While Musk may be a maverick, he’s been the tech sector’s loudest voice advocating for the reopening of the economy—and observers are now wondering which other businesses may follow his lead.
This weekend also saw the death of rock legend Little Richard, who passed away at the age of 87. Ad Age’s Garett Sloane took a look back at his career in advertising, pointing out that “part of his legacy beyond music was his undeniable charisma as a corporate promoter.”
The “Tutti Frutti” singer starred in commercials for some of the biggest brands, including Geico, Taco Bell, Sprint, Nike, McDonald's, Lipton and Revlon. One of the most memorable was the Nike commercial he made with Michael Jordan in 1991, directed by Spike Lee. Little Richard played “the genie of the lamp,” granting wishes to Lee's famous character Mars Blackmon.

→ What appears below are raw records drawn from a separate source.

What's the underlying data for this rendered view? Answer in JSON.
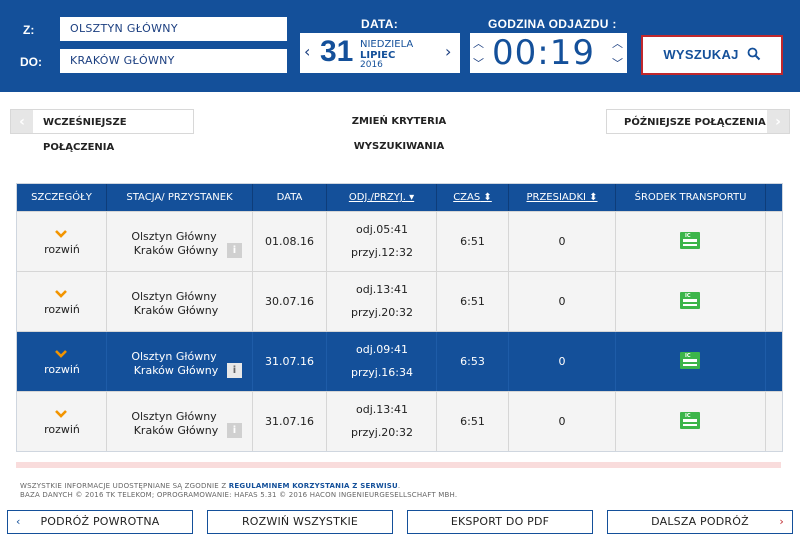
{
  "search": {
    "from_label": "Z:",
    "from_value": "OLSZTYN GŁÓWNY",
    "to_label": "DO:",
    "to_value": "KRAKÓW GŁÓWNY",
    "date_header": "DATA:",
    "day": "31",
    "weekday": "NIEDZIELA",
    "month": "LIPIEC",
    "year": "2016",
    "time_header": "GODZINA ODJAZDU :",
    "time": "00:19",
    "search_button": "WYSZUKAJ"
  },
  "nav": {
    "earlier": "WCZEŚNIEJSZE POŁĄCZENIA",
    "change": "ZMIEŃ KRYTERIA WYSZUKIWANIA",
    "later": "PÓŹNIEJSZE POŁĄCZENIA"
  },
  "table": {
    "headers": [
      "SZCZEGÓŁY",
      "STACJA/ PRZYSTANEK",
      "DATA",
      "ODJ./PRZYJ.",
      "CZAS",
      "PRZESIADKI",
      "ŚRODEK TRANSPORTU"
    ],
    "rows": [
      {
        "details": "rozwiń",
        "from": "Olsztyn Główny",
        "to": "Kraków Główny",
        "date": "01.08.16",
        "dep": "odj.05:41",
        "arr": "przyj.12:32",
        "duration": "6:51",
        "changes": "0"
      },
      {
        "details": "rozwiń",
        "from": "Olsztyn Główny",
        "to": "Kraków Główny",
        "date": "30.07.16",
        "dep": "odj.13:41",
        "arr": "przyj.20:32",
        "duration": "6:51",
        "changes": "0"
      },
      {
        "details": "rozwiń",
        "from": "Olsztyn Główny",
        "to": "Kraków Główny",
        "date": "31.07.16",
        "dep": "odj.09:41",
        "arr": "przyj.16:34",
        "duration": "6:53",
        "changes": "0"
      },
      {
        "details": "rozwiń",
        "from": "Olsztyn Główny",
        "to": "Kraków Główny",
        "date": "31.07.16",
        "dep": "odj.13:41",
        "arr": "przyj.20:32",
        "duration": "6:51",
        "changes": "0"
      }
    ]
  },
  "footer": {
    "line1_prefix": "WSZYSTKIE INFORMACJE UDOSTĘPNIANE SĄ ZGODNIE Z",
    "line1_link": "REGULAMINEM KORZYSTANIA Z SERWISU",
    "line1_suffix": ".",
    "line2": "BAZA DANYCH © 2016 TK TELEKOM; OPROGRAMOWANIE: HAFAS 5.31 © 2016 HACON INGENIEURGESELLSCHAFT MBH."
  },
  "buttons": {
    "return": "PODRÓŻ POWROTNA",
    "expand_all": "ROZWIŃ WSZYSTKIE",
    "export": "EKSPORT DO PDF",
    "continue": "DALSZA PODRÓŻ"
  },
  "colors": {
    "primary": "#14509a",
    "accent": "#c0282d",
    "train_icon": "#3cb54a",
    "chevron": "#f29400"
  },
  "icons": {
    "search": "magnifier-icon",
    "train": "train-icon",
    "info": "info-icon",
    "expand": "chevron-down-icon"
  }
}
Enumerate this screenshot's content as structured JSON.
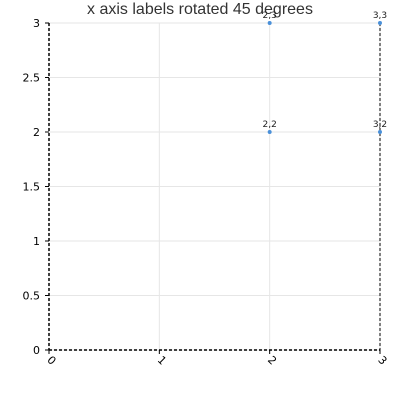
{
  "chart_data": {
    "type": "scatter",
    "title": "x axis labels rotated 45 degrees",
    "xlabel": "",
    "ylabel": "",
    "xlim": [
      0,
      3
    ],
    "ylim": [
      0,
      3
    ],
    "x_ticks": [
      "0",
      "1",
      "2",
      "3"
    ],
    "x_tick_rotation_deg": 45,
    "y_ticks": [
      "0",
      "0.5",
      "1",
      "1.5",
      "2",
      "2.5",
      "3"
    ],
    "grid": true,
    "marker_color": "#4a90d9",
    "points": [
      {
        "x": 2,
        "y": 3,
        "label": "2,3"
      },
      {
        "x": 3,
        "y": 3,
        "label": "3,3"
      },
      {
        "x": 2,
        "y": 2,
        "label": "2,2"
      },
      {
        "x": 3,
        "y": 2,
        "label": "3,2"
      }
    ]
  }
}
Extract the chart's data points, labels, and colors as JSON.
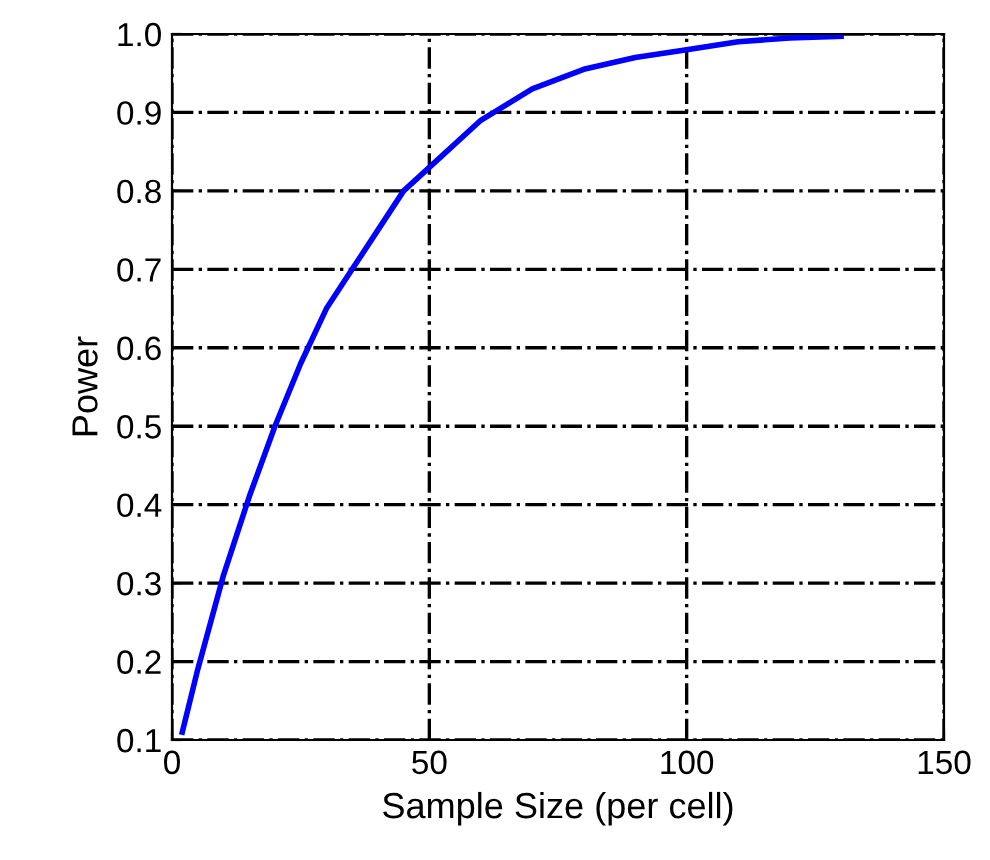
{
  "chart_data": {
    "type": "line",
    "xlabel": "Sample Size (per cell)",
    "ylabel": "Power",
    "x": [
      2,
      5,
      10,
      15,
      20,
      25,
      30,
      35,
      40,
      45,
      50,
      60,
      70,
      80,
      90,
      100,
      110,
      120,
      130
    ],
    "series": [
      {
        "color": "#0000ff",
        "values": [
          0.11,
          0.19,
          0.31,
          0.41,
          0.5,
          0.58,
          0.65,
          0.7,
          0.75,
          0.8,
          0.83,
          0.89,
          0.93,
          0.955,
          0.97,
          0.98,
          0.99,
          0.995,
          0.997
        ]
      }
    ],
    "xlim": [
      0,
      150
    ],
    "ylim": [
      0.1,
      1.0
    ],
    "xticks": [
      0,
      50,
      100,
      150
    ],
    "yticks": [
      {
        "value": 0.1,
        "label": "0.1"
      },
      {
        "value": 0.2,
        "label": "0.2"
      },
      {
        "value": 0.3,
        "label": "0.3"
      },
      {
        "value": 0.4,
        "label": "0.4"
      },
      {
        "value": 0.5,
        "label": "0.5"
      },
      {
        "value": 0.6,
        "label": "0.6"
      },
      {
        "value": 0.7,
        "label": "0.7"
      },
      {
        "value": 0.8,
        "label": "0.8"
      },
      {
        "value": 0.9,
        "label": "0.9"
      },
      {
        "value": 1.0,
        "label": "1.0"
      }
    ],
    "grid": true,
    "marker": "none",
    "line_style": "solid"
  }
}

There was also a starring role in a 2006 Geico ad, with Little Richard playing a customer who tells the story of a Thanksgiving accident. The ad was made by The Martin Agency, whose Senior VP and Group Creative Director Steve Bassett recalled this weekend: “Little Richard never missed a line or a beat, and he kept the atmosphere positive.”
Mickey in a mask: Shanghai Disneyland has reopened today for the first time since January. However, as reported by CNN, visitors are required to wear masks, have their temperature taken and observe social distancing. And on opening day, cast members far outnumbered the guests.
Mother’s Day, pandemic style: Given the lockdown and lack of parental visiting, Mother’s Day advertising had to look a little different this year. Microsoft delivered a spot promoting its Teams conferencing platform that gave a shoutout to the millions of working moms who are WFH with their kids in the time of coronavirus. Ad Age Creativity Editor Ann-Christine Diaz writes: “As female leaders conduct their meetings, their little ones sneak up from behind, rest their heads on Mama’s shoulder, brush her hair, brandish swords in the background, scream or just yank Mom away from the computer altogether.” Might sound familiar to many.
Toasting the class of 2020: Graduation is another celebratory occasion that won’t be happening traditionally in 2020. However, Ad Age’s Ilyse Liffreing writes, “brands such as Chase, Natural Light and Doritos, along with platforms like Facebook, Instagram and iHeartMedia, have stepped up to help fill the void by throwing virtual graduation celebrations.” These online events will feature some all-star power; Oprah Winfrey will speak at the Facebook and Instagram event, while Barack Obama will deliver the address for education advocacy group XQ Institute, The LeBron James Family Foundation and The Entertainment Industry Foundation.
Jeff Bezo$: Web developer Matt Korostoff created an astonishing visualization of Jeff Bezos’ wealth that’s been going viral on Twitter. As Ad Age’s Simon Dumenco writes, “Korostoff figured out a way to make something rather incomprehensible—the real scale of billions and billions of dollars—exhaustingly comprehensible through the physical activity of scrolling.” And, he says, there will be a lot of scrolling.